I heartily recommend Erard's great book, Um. . .: Slips, Stumbles, and Verbal Blunders, and What They Mean. It's a fascinating examination of a word all speakers use.  Once you know more about ums and why you do them--as well as the alternatives above--you won't flinch so much when they come out of your mouth.

5 comments:

Anonymous said...

As always, great, intelligent, well-researched information here. Thanks for that. I'd just like to add one more thought on the subject. Many speakers who use fillers do so because they are uncomfortable with silence. However, a brief silence between thoughts (or what actors call "a beat") gives the audience a chance to process what's been said. It gives closure to one idea and a beginning to the next.

Anonymous said...

I once received an evaluation of a workshop that said nothing about the content; instead she wrote, "You said 'um' 133 times in 45 minutes. I know. I counted them." So much for my brilliant teaching!

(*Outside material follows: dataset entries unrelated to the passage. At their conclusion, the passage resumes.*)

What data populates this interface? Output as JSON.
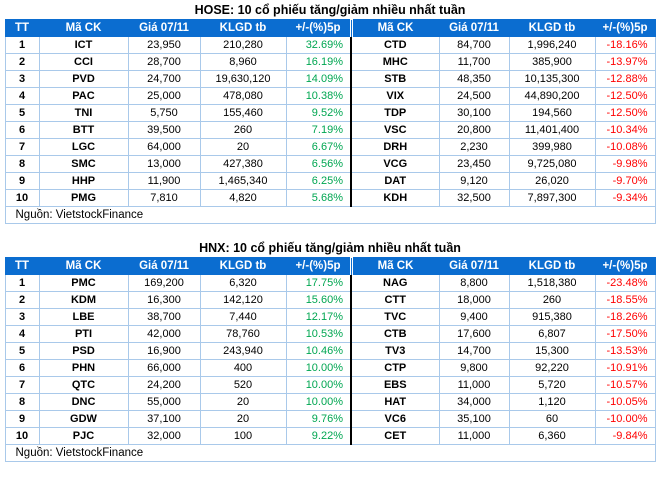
{
  "colors": {
    "header_bg": "#0b6dd0",
    "grid_border": "#a9c9ea",
    "positive": "#00a651",
    "negative": "#ff0000",
    "half_divider": "#000000"
  },
  "chart_data": [
    {
      "type": "table",
      "title": "HOSE: 10 cổ phiếu tăng/giảm nhiều nhất tuần",
      "columns": [
        "TT",
        "Mã CK",
        "Giá 07/11",
        "KLGD tb",
        "+/-(%)5p",
        "Mã CK",
        "Giá 07/11",
        "KLGD tb",
        "+/-(%)5p"
      ],
      "rows": [
        [
          "1",
          "ICT",
          "23,950",
          "210,280",
          "32.69%",
          "CTD",
          "84,700",
          "1,996,240",
          "-18.16%"
        ],
        [
          "2",
          "CCI",
          "28,700",
          "8,960",
          "16.19%",
          "MHC",
          "11,700",
          "385,900",
          "-13.97%"
        ],
        [
          "3",
          "PVD",
          "24,700",
          "19,630,120",
          "14.09%",
          "STB",
          "48,350",
          "10,135,300",
          "-12.88%"
        ],
        [
          "4",
          "PAC",
          "25,000",
          "478,080",
          "10.38%",
          "VIX",
          "24,500",
          "44,890,200",
          "-12.50%"
        ],
        [
          "5",
          "TNI",
          "5,750",
          "155,460",
          "9.52%",
          "TDP",
          "30,100",
          "194,560",
          "-12.50%"
        ],
        [
          "6",
          "BTT",
          "39,500",
          "260",
          "7.19%",
          "VSC",
          "20,800",
          "11,401,400",
          "-10.34%"
        ],
        [
          "7",
          "LGC",
          "64,000",
          "20",
          "6.67%",
          "DRH",
          "2,230",
          "399,980",
          "-10.08%"
        ],
        [
          "8",
          "SMC",
          "13,000",
          "427,380",
          "6.56%",
          "VCG",
          "23,450",
          "9,725,080",
          "-9.98%"
        ],
        [
          "9",
          "HHP",
          "11,900",
          "1,465,340",
          "6.25%",
          "DAT",
          "9,120",
          "26,020",
          "-9.70%"
        ],
        [
          "10",
          "PMG",
          "7,810",
          "4,820",
          "5.68%",
          "KDH",
          "32,500",
          "7,897,300",
          "-9.34%"
        ]
      ],
      "source": "Nguồn: VietstockFinance"
    },
    {
      "type": "table",
      "title": "HNX: 10 cổ phiếu tăng/giảm nhiều nhất tuần",
      "columns": [
        "TT",
        "Mã CK",
        "Giá 07/11",
        "KLGD tb",
        "+/-(%)5p",
        "Mã CK",
        "Giá 07/11",
        "KLGD tb",
        "+/-(%)5p"
      ],
      "rows": [
        [
          "1",
          "PMC",
          "169,200",
          "6,320",
          "17.75%",
          "NAG",
          "8,800",
          "1,518,380",
          "-23.48%"
        ],
        [
          "2",
          "KDM",
          "16,300",
          "142,120",
          "15.60%",
          "CTT",
          "18,000",
          "260",
          "-18.55%"
        ],
        [
          "3",
          "LBE",
          "38,700",
          "7,440",
          "12.17%",
          "TVC",
          "9,400",
          "915,380",
          "-18.26%"
        ],
        [
          "4",
          "PTI",
          "42,000",
          "78,760",
          "10.53%",
          "CTB",
          "17,600",
          "6,807",
          "-17.50%"
        ],
        [
          "5",
          "PSD",
          "16,900",
          "243,940",
          "10.46%",
          "TV3",
          "14,700",
          "15,300",
          "-13.53%"
        ],
        [
          "6",
          "PHN",
          "66,000",
          "400",
          "10.00%",
          "CTP",
          "9,800",
          "92,220",
          "-10.91%"
        ],
        [
          "7",
          "QTC",
          "24,200",
          "520",
          "10.00%",
          "EBS",
          "11,000",
          "5,720",
          "-10.57%"
        ],
        [
          "8",
          "DNC",
          "55,000",
          "20",
          "10.00%",
          "HAT",
          "34,000",
          "1,120",
          "-10.05%"
        ],
        [
          "9",
          "GDW",
          "37,100",
          "20",
          "9.76%",
          "VC6",
          "35,100",
          "60",
          "-10.00%"
        ],
        [
          "10",
          "PJC",
          "32,000",
          "100",
          "9.22%",
          "CET",
          "11,000",
          "6,360",
          "-9.84%"
        ]
      ],
      "source": "Nguồn: VietstockFinance"
    }
  ]
}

Immediately, I joined a local Toastmasters Club, which takes verbal pauses quite seriously. One person at each meeting is appointed to count the number of "ums", "ahs" and "you knows" speakers include in speeches or informal discussion during meetings. With disciplined practice and support of the club members, I have reduced my verbal pauses to zero.

Tammi Kibler said...

Hi Denise,

I find it helpful to remember it is okay to pause and be silent for a moment or two while I gather my thoughts. All these filler sounds seem to come from an erroneous belief that I have to say something. No one else is going to jump in and force me to cede control of the conversation if I take a couple beats to let my thoughts catch up with my mouth.

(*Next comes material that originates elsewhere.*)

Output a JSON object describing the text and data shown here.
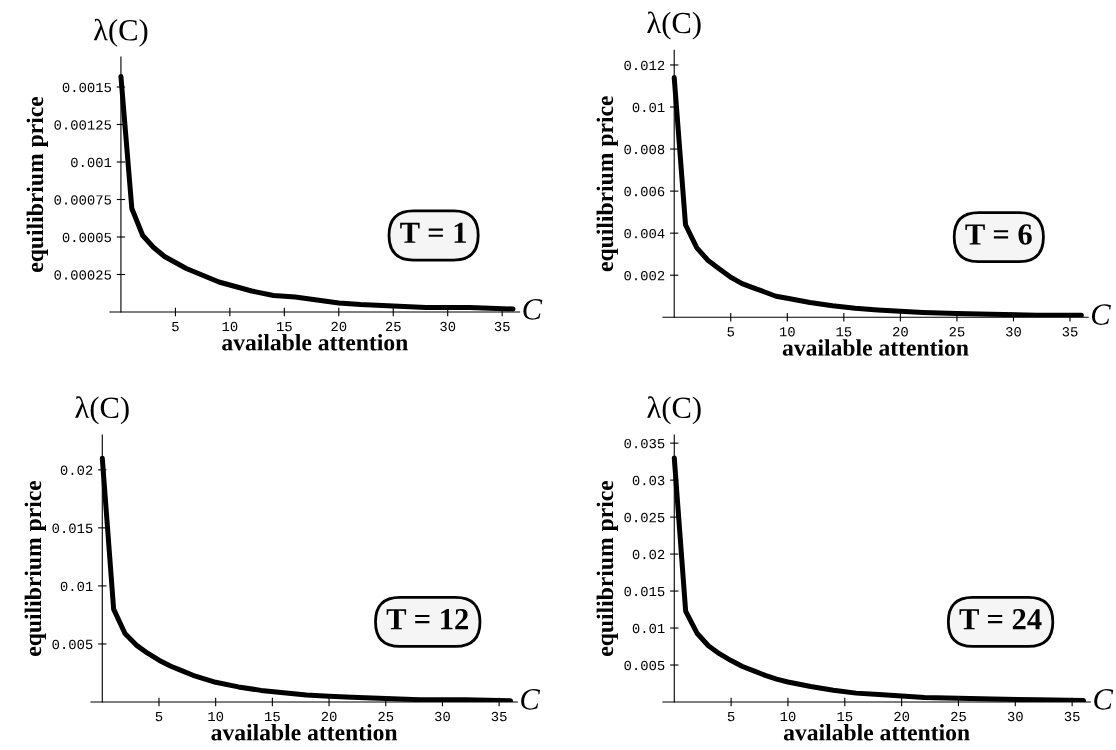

I believe trying to replace "ums" with a full blown phrase would have me trying to recall two things - what I actually want to say and what I want to say until I remember what to say. Besides the evening's "ah counter" at my local Toastmasters club will call me out for any type of filler phrases.

In my opinion, the best speakers have mastered control of the pause.

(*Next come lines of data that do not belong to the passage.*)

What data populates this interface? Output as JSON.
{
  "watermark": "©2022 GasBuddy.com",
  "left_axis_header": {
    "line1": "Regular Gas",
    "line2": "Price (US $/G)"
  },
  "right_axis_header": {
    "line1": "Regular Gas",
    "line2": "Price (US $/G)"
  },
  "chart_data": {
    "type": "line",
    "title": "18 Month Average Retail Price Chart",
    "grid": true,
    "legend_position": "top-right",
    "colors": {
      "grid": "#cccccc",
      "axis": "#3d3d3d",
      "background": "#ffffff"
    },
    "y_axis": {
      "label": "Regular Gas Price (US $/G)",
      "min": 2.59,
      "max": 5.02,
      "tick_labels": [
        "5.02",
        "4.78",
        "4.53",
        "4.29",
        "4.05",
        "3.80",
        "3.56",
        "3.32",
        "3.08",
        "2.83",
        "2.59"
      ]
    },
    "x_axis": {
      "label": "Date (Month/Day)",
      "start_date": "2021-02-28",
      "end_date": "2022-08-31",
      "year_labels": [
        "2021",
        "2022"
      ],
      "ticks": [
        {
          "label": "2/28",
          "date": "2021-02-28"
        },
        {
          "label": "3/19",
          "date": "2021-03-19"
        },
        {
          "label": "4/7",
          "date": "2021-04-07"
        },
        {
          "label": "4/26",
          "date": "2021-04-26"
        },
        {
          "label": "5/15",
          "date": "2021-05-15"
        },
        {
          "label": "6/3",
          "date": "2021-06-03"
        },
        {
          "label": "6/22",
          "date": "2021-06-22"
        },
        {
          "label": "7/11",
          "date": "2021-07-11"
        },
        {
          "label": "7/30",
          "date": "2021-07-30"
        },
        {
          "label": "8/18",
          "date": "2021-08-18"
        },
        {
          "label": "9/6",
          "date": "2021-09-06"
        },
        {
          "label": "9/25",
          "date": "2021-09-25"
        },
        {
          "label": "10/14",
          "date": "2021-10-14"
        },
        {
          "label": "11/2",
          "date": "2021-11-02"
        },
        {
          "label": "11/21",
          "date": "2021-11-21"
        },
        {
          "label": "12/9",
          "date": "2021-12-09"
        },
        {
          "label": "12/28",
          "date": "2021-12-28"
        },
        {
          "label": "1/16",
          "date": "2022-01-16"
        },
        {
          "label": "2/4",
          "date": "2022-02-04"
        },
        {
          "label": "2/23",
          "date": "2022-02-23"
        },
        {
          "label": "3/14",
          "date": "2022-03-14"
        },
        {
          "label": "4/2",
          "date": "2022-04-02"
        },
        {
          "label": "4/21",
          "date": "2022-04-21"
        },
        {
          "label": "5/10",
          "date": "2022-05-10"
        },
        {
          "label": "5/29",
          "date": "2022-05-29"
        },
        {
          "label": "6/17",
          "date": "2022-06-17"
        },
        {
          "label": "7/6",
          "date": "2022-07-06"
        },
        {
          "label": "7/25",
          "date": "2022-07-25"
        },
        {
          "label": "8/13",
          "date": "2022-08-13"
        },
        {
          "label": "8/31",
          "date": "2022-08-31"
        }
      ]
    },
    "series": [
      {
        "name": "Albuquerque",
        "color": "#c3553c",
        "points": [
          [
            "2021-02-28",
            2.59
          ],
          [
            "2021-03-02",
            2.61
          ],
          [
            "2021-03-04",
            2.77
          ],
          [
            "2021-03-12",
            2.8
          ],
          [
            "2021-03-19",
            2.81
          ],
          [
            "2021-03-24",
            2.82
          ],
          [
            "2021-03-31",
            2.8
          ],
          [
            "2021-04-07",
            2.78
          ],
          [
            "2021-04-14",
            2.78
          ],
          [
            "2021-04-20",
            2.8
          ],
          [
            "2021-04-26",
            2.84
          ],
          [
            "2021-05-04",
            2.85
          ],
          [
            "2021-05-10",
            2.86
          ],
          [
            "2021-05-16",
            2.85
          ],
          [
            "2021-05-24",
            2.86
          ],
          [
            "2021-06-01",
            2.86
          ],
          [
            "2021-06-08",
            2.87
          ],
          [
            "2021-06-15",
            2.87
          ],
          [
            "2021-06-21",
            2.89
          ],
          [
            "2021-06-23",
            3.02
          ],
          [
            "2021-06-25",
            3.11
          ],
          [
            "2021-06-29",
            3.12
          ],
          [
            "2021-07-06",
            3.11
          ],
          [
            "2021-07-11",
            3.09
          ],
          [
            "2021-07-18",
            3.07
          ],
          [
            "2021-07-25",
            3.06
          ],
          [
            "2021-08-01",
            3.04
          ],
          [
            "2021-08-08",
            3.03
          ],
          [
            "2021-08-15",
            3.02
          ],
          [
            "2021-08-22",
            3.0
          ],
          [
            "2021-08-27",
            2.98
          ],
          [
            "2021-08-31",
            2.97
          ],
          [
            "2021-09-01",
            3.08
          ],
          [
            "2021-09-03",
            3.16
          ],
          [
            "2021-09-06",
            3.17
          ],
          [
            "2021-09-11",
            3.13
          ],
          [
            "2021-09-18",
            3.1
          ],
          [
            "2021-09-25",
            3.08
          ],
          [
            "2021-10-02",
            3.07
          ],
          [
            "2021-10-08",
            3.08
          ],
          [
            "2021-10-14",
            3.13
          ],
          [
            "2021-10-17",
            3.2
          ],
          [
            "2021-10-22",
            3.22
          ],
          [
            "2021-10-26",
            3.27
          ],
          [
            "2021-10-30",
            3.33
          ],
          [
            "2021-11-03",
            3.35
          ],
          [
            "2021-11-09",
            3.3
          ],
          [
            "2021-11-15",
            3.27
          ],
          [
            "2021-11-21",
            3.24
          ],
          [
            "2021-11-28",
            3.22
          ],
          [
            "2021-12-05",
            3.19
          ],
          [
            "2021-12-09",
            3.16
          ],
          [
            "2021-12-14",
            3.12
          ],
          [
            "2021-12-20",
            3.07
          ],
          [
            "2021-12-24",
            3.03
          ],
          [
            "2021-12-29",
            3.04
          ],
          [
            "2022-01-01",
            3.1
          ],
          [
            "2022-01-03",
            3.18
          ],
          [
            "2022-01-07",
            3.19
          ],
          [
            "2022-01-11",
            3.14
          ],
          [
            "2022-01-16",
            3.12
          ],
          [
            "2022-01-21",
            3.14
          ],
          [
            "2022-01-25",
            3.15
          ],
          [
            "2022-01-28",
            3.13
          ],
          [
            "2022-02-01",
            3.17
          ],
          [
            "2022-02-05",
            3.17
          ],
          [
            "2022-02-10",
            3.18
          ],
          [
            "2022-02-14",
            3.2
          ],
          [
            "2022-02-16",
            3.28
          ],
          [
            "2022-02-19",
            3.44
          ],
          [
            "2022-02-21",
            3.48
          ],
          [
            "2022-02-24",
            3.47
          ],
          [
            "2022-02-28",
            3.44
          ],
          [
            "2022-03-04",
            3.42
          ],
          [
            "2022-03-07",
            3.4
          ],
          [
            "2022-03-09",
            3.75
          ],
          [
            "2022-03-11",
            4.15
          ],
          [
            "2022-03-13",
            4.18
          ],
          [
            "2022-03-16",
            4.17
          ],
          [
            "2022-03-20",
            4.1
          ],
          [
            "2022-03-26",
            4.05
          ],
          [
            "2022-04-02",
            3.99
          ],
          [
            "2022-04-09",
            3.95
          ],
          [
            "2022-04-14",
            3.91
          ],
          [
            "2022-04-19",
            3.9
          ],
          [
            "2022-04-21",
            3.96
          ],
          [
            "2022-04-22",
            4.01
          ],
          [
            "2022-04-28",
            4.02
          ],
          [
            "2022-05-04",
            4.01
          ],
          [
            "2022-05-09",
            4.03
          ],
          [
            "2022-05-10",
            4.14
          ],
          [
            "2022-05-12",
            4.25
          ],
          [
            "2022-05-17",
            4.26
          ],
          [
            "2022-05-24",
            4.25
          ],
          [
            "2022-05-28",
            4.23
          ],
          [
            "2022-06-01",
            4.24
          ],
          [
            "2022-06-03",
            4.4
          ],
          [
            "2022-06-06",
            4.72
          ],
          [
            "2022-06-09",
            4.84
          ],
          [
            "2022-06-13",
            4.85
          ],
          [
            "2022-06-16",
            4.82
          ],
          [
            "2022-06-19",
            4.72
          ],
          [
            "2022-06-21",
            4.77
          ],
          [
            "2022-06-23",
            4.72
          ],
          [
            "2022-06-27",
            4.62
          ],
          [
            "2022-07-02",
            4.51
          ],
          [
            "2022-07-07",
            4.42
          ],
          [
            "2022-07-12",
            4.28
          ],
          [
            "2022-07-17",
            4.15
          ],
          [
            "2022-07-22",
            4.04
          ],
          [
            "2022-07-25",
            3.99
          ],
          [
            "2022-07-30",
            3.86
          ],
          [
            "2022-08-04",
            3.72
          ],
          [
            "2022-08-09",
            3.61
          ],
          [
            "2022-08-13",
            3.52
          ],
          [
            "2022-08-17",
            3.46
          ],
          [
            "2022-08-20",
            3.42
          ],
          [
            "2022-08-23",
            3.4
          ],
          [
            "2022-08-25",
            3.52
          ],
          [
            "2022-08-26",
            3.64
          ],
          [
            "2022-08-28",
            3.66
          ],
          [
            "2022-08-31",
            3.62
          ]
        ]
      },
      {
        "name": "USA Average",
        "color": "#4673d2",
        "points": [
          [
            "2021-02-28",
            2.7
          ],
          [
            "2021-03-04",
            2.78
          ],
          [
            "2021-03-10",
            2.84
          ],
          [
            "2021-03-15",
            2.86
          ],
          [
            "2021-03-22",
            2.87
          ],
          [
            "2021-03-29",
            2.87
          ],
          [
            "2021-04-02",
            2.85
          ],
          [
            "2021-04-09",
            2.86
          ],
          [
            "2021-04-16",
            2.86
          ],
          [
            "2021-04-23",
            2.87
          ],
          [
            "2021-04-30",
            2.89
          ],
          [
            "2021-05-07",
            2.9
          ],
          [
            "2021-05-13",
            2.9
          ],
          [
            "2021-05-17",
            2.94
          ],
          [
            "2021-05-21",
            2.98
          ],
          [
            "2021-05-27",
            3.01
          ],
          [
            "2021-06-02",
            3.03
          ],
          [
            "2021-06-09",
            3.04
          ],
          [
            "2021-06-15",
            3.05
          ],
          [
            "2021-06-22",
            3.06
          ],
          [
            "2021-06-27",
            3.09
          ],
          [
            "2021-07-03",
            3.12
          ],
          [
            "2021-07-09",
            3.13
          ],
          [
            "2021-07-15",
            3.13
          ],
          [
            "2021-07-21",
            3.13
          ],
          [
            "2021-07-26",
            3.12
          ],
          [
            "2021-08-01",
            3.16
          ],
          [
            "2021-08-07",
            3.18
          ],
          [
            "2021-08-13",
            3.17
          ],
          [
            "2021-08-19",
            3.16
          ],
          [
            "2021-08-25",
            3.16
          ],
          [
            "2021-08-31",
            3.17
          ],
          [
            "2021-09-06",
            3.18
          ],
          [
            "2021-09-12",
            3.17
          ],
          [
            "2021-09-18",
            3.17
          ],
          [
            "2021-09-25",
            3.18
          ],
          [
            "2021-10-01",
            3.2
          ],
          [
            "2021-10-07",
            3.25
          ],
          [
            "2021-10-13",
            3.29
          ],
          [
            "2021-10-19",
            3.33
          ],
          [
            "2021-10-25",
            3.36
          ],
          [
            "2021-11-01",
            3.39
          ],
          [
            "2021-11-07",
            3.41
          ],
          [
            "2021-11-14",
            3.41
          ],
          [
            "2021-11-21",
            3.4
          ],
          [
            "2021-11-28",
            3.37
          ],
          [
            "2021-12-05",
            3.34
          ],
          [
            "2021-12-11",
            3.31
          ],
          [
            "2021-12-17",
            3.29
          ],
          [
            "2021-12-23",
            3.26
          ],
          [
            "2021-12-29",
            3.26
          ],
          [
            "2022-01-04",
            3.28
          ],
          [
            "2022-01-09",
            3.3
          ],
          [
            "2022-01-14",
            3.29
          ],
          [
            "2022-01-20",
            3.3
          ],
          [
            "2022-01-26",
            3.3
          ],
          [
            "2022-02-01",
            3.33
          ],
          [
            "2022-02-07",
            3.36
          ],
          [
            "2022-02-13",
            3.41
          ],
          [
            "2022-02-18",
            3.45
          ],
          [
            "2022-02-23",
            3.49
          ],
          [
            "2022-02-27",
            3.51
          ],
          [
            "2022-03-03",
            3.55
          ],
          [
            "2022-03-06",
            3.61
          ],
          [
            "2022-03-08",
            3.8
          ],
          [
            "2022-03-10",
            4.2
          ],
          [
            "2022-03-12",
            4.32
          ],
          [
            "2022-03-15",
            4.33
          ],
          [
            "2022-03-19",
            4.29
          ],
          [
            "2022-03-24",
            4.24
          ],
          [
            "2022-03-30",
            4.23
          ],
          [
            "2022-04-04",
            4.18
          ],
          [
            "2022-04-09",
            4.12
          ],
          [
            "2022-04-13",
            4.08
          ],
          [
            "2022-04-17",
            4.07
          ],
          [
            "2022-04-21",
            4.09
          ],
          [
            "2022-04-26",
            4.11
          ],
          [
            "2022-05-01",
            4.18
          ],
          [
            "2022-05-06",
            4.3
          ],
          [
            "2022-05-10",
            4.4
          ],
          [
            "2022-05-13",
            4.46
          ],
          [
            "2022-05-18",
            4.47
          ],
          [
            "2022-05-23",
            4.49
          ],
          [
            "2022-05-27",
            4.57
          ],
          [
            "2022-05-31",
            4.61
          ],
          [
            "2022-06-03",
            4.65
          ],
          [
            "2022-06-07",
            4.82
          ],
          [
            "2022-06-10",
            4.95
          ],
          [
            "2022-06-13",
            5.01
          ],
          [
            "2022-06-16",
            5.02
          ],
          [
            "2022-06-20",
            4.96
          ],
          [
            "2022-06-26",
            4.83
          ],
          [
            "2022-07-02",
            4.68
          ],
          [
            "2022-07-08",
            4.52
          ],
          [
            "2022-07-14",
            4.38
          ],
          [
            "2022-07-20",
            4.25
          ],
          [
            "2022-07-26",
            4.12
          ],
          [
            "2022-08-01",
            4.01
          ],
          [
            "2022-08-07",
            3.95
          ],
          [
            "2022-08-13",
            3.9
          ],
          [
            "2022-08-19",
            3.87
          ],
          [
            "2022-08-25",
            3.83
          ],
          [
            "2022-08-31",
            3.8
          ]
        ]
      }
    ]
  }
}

BTW, thank you so much for this blog. I find it a valuable resource of great information.

Tammi

Denise Graveline said...

I agree that a pause also can be sufficient--and yet, many speakers do try to "fill the gap" audibly, which is why I offer the time-buyers.

Unlike Toastmasters, I don't counsel the complete eradication of "ums" and "uhs," as that's nearly impossible to do--and adds a new level of anxiety for many speakers. I'd much rather focus speakers on planning what they want to say so they don't forget.

K8Peters said...

As always, great, intelligent, well-researched information here. Thanks for that. I'd just like to add one more thought on the subject. Many speakers who use fillers do so because they are uncomfortable with silence. However, a brief silence between thoughts (or what actors call "a beat") gives the audience a chance to process what's been said. It gives closure to one idea and a beginning to the next.